# Tip for Scent Articles



## AmberSunrise (Apr 1, 2009)

Good reminder  

Different shapes are good to practise too - squares, lines, crosses, serpentines .... the scented article outside the pile (like when the dog kicks it)


----------



## DNL2448 (Feb 13, 2009)

I LOVED showing in Utility. Can't wait to get back there. Wish it was like Hunt Tests where you could skip the other classes and go straight to it. Thanks for the reminders, they will come in handy again....someday.


----------



## Stretchdrive (Mar 12, 2011)

Yes, that is something I always do too, have seen way to many dogs going around and around!!


----------



## GoldenSail (Dec 30, 2008)

....and something that I learned at a seminar. Put two articles in the center. Watch to see which way your dog turns. If your dog turns right, put the scented one on the left. If you dog turns left, put the scented one on the right. This is supposed to be hard because of the turn they will miss it!


----------



## Titan1 (Jan 19, 2010)

I practice placing them everywhere..but thanks for the reminder..


----------



## Stretchdrive (Mar 12, 2011)

I even kick them off to the side.


----------



## Loisiana (Jul 29, 2009)

Titan1 said:


> I practice placing them everywhere..but thanks for the reminder..

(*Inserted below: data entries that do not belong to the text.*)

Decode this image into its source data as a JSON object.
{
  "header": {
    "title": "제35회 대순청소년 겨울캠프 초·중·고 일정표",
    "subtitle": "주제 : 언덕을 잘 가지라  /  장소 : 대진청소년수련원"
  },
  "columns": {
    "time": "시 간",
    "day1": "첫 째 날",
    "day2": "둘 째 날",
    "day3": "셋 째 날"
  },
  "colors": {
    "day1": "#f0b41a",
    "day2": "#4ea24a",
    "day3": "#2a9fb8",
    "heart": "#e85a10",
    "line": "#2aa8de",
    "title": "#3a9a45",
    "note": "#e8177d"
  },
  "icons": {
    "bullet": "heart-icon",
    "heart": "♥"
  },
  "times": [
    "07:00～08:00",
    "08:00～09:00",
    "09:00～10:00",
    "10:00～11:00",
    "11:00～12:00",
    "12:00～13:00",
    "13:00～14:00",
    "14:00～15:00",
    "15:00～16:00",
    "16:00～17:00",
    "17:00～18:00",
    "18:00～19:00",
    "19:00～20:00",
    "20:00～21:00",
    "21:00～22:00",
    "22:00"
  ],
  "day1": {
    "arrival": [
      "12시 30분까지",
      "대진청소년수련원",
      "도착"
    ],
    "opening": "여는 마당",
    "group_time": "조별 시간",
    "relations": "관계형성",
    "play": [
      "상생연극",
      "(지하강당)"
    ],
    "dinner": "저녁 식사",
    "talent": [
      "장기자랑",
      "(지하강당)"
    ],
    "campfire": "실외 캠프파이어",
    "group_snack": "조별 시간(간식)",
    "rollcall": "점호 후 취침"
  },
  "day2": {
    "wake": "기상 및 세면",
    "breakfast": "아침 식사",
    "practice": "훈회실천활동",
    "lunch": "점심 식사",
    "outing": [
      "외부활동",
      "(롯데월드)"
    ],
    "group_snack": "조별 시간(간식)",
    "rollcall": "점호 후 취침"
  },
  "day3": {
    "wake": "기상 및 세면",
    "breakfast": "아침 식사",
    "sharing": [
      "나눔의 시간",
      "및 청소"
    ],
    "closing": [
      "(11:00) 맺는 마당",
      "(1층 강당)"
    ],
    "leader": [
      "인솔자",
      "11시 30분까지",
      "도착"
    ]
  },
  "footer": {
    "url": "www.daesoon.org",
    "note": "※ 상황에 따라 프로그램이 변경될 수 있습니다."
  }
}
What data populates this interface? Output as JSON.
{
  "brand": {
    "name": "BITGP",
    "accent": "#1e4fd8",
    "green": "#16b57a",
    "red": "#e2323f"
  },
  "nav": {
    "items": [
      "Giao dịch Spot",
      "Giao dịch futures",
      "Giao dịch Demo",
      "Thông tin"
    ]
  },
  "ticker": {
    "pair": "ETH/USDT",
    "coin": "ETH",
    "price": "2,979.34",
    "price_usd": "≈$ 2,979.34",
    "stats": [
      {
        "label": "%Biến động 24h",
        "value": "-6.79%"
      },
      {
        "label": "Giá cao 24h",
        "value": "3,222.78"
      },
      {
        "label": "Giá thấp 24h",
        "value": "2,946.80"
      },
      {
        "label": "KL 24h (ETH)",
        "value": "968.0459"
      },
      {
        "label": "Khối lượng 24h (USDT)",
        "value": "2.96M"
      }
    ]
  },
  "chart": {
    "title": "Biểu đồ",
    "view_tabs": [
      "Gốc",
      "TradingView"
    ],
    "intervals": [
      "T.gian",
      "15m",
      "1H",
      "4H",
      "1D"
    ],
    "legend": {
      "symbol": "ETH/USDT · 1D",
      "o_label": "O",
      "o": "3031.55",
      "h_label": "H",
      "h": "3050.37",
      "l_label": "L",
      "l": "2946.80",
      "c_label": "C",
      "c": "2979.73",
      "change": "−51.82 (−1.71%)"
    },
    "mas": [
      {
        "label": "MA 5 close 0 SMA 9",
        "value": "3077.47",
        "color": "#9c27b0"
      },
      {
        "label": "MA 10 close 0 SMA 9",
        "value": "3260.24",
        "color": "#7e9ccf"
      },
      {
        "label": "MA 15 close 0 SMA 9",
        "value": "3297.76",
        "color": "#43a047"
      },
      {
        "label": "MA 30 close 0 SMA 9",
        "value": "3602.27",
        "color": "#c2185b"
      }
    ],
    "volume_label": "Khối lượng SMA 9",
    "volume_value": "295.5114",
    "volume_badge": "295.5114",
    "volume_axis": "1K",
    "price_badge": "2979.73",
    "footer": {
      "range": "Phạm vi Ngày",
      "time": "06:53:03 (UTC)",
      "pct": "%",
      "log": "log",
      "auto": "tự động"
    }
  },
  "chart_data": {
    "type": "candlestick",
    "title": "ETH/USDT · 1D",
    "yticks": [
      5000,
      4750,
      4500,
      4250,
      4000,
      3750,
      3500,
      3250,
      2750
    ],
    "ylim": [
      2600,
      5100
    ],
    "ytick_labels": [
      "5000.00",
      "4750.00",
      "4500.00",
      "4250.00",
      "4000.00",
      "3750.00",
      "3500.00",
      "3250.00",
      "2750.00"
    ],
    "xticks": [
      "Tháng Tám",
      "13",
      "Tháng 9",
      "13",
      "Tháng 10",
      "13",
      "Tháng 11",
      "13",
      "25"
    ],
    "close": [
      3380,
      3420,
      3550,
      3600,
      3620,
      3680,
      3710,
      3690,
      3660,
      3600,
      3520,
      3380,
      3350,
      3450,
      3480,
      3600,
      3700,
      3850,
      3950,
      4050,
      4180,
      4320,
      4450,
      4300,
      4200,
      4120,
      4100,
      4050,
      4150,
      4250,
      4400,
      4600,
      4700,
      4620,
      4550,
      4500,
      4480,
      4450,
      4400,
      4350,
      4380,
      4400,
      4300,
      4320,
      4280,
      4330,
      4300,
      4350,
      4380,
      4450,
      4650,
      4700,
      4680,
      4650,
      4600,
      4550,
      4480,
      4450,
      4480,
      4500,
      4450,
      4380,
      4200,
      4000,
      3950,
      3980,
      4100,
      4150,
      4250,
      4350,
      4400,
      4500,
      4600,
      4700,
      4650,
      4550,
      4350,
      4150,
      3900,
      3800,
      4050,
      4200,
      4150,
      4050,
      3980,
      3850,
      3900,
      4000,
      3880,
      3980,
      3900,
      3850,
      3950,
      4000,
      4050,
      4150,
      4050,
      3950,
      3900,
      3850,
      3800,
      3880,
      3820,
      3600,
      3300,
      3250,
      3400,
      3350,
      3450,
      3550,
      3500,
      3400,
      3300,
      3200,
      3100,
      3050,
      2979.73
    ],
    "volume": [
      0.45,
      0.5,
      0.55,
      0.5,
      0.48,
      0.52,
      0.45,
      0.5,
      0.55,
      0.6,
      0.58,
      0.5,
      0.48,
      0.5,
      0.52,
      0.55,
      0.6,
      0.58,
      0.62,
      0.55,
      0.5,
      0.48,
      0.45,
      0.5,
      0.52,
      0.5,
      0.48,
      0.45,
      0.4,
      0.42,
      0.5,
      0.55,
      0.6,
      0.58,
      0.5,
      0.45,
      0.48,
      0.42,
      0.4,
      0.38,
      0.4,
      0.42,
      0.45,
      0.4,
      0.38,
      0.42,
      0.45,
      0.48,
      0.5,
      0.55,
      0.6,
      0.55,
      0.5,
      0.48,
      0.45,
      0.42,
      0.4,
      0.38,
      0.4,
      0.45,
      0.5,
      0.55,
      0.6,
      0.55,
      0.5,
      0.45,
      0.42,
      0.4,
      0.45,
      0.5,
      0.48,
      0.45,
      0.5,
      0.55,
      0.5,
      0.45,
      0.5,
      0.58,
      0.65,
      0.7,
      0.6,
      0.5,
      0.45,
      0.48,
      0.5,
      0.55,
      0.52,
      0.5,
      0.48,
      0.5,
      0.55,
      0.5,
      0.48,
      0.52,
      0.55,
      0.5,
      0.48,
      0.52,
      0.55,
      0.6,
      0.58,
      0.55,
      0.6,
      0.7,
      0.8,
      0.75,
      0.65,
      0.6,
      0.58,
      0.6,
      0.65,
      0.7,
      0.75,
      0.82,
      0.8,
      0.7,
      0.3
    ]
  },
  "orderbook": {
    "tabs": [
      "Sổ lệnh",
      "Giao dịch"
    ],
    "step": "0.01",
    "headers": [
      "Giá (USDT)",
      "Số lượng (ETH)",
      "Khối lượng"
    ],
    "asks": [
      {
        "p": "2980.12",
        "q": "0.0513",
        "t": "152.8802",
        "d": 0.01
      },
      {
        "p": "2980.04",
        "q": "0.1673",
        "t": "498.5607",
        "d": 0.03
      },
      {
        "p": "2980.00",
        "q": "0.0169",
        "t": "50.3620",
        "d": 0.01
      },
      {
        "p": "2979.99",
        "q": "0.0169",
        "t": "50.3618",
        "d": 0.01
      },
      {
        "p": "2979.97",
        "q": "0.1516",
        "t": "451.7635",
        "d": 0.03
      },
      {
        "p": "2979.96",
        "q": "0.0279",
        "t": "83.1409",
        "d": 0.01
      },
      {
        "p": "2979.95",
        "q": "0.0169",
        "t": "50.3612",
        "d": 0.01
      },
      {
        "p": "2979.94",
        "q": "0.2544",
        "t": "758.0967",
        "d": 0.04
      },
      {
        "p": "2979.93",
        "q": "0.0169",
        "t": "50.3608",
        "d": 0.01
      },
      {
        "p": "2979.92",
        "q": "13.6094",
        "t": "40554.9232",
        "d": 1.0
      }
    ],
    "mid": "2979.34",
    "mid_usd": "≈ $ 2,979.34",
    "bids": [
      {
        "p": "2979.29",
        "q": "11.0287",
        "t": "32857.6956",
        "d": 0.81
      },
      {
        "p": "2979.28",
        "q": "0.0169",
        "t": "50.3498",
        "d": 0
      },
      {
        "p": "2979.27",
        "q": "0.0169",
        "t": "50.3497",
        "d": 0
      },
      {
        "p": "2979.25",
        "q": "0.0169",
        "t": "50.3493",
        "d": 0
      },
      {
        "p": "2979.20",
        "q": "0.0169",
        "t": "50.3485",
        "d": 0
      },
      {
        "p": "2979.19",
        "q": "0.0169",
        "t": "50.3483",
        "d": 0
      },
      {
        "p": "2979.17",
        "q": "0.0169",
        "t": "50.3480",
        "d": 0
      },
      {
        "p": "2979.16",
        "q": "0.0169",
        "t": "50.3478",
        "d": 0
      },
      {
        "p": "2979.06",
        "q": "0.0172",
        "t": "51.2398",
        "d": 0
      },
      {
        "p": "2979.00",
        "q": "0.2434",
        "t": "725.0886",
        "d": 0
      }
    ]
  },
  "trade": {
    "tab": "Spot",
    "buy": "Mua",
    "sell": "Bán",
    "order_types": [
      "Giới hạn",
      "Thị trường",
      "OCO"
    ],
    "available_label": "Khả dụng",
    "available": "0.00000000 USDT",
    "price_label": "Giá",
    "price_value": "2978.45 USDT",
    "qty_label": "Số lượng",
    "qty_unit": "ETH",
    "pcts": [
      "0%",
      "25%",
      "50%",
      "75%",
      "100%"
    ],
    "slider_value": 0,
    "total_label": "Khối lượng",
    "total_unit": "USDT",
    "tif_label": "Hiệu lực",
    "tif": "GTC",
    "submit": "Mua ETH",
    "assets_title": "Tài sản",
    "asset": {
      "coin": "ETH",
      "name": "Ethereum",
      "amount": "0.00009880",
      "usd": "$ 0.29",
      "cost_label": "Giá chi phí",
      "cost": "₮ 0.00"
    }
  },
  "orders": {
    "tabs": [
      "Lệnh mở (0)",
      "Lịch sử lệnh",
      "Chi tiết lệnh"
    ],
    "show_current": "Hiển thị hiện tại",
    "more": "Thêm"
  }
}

um, yeah,the reminder probably wasnt meant for you ROFL. Do you even know when the last time Titan missed an article was??

I just brought it up because when I was training Annabel in utility I had never paid enough attention to how articles are usually set up so never practiced it that way until someone set them like that fo us in a match. Everyone always suggests all kinds of different ways but I think others tend to assume everyone knows to practice the one in the center so dont mention it.

My set up for articles is usually just to dump them out of the bag and shift a couple around if needed. I still have to remind myself to practice the one in the center occassionally.


----------



## Titan1 (Jan 19, 2010)

Loisiana said:


> um, yeah,the reminder probably wasnt meant for you ROFL. Do you even know when the last time Titan missed an article was??
> 
> YES.....I do he missed them once in Ft Dodge...That was the last time I brought them into the motel from the truck. My room smelled like urine (shudders..:yuck::yuck::yuck:..eeeewwweeee) and i brought them in and they used that ionizer in my room.. Next day Titan would not pick up the articles..
> 
> Edit: I probably just jinxed myself.....


----------



## DNL2448 (Feb 13, 2009)

Titan1 said:


> My room smelled like urine (shudders..:yuck::yuck::yuck:..eeeewwweeee) and i brought them in and they used that ionizer in my room.. Next day Titan would not pick up the articles..
> 
> Edit: I probably just jinxed myself.....


Sounds like the room I had last month for the hunt test. :yuck: Is right!


----------



## Titan1 (Jan 19, 2010)

DNL2448 said:


> Sounds like the room I had last month for the hunt test. :yuck: Is right!


Told you that I had been there done that..LOL!


----------



## Loisiana (Jul 29, 2009)

I just leave mine at the show site. Hopefully no one is pathetic enough to steal my scent articles.


----------



## JDandBigAm (Aug 25, 2008)

Thanks for the tip! Jonah did the scent articles at about 10 months then we put them away. We will be getting them back out soon, I hope! Articles training is fun and so is the marking for taking the glove.


----------



## Stretchdrive (Mar 12, 2011)

Loisiana said:


> I just leave mine at the show site. Hopefully no one is pathetic enough to steal my scent articles.


I would never do that, I don't trust people!


----------



## Stretchdrive (Mar 12, 2011)

Titan1 said:


> Loisiana said:
> 
> 
> > um, yeah,the reminder probably wasnt meant for you ROFL. Do you even know when the last time Titan missed an article was??
> ...


----------



## Titan1 (Jan 19, 2010)

Stretchdrive said:


> Titan1 said:
> 
> 
> > I would have gone to the desk, and requested a different room.
> ...


----------



## LibertyME (Jan 6, 2007)

Good thread, learning lots...
As a person that trains obed largely alone, you all have no idea how much I appreciate being able to eavesdrop on conversations like this.


----------



## Stretchdrive (Mar 12, 2011)

Titan1 said:


> Stretchdrive said:
> 
> 
> > Yeah trust me I tried..Not another room available.. I won't do that motel ever again and I was traveling with someone else and could not get two rooms any other place.
> ...


----------